The findings obtained from the analyses made it possible to formulate the following specific conclusions:

The pattern of HM concentrations in the sediments of 2/3rd of the rivers refers to the concentration pattern resulting from the geochemical background. The contamination of sediments of 1/3rd of the rivers shows a change in the natural pattern of HM concentrations and their higher values above the geochemical background values.

The values of geochemical indices EF, PLI and MPI indicate sediment pollution in 1/3rd of the analyzed rivers. The identified points with higher HM concentrations were dispersed over the whole area of Poland.

Only single rivers in Poland were detected where HMs may have toxic effects on aquatic biota.

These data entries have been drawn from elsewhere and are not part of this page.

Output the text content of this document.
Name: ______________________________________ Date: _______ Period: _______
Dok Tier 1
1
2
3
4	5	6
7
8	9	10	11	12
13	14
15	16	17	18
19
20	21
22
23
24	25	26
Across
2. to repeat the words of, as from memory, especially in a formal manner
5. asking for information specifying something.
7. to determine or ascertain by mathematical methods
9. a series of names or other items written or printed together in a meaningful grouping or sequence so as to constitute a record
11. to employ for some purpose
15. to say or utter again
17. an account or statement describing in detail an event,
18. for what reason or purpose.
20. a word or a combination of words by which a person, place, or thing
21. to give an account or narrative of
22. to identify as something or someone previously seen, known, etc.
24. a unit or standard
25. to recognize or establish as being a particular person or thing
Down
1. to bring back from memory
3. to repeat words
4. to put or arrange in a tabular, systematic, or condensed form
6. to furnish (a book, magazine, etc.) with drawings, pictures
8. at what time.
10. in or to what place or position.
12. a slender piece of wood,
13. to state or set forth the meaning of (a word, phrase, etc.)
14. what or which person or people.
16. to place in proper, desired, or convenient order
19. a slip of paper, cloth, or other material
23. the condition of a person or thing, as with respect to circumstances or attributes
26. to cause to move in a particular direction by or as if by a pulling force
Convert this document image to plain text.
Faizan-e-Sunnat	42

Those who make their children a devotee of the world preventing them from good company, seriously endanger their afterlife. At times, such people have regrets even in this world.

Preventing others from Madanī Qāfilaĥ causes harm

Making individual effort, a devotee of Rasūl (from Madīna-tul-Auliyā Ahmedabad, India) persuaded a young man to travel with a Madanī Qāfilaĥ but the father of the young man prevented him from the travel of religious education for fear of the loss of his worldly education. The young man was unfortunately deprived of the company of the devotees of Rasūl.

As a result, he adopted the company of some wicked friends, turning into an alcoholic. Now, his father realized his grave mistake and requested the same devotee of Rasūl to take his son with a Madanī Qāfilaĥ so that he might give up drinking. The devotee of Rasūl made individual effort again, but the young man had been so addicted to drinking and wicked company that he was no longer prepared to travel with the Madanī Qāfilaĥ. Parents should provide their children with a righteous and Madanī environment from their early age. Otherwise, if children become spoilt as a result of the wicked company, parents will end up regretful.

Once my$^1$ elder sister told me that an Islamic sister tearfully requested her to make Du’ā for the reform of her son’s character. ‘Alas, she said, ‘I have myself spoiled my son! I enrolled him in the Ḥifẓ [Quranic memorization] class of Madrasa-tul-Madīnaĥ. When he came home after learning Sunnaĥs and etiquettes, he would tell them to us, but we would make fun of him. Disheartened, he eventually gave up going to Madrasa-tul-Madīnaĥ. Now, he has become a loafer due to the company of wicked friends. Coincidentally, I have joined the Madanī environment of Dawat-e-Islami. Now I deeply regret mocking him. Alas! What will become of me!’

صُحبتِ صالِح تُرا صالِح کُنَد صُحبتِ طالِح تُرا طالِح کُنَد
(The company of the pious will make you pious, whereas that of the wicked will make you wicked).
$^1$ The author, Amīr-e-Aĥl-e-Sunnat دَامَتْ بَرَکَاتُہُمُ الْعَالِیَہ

Visualization of cluster analysis results on the background of Poland indicates a lack of non-point sources of pollution resulting, e.g., from areas of very intensive agriculture and industrial activity and low development of water and sewage systems.

Spatial autocorrelation analysis of HM concentrations in river sediments using the Moran I method indicates a random and dispersed pattern. This indicates the presence of local point sources of pollution that overlap with the delivery of HMs from natural sources.

Analysis using the Getis-Ord test indicated the presence of hotspots of Cd, Ni and Pb. These locations require a detailed source analysis first.

The PCA analysis identified two sources of HM delivery to the aquatic environment. The main pool of Cr, Cu, Ni, Pb and Zn reaches waters from point and surface sources, while Cd concentrations have dominant origins from natural and point sources.

The PMF analysis has quantitatively identified three sources of pollution. Among them, urban pollution is mainly responsible for Cu delivery, agricultural pollution for Zn delivery and industrial pollution for Ni and Cr delivery.

The analysis showed no relationship between catchment land-use patterns and HM contents in river sediments.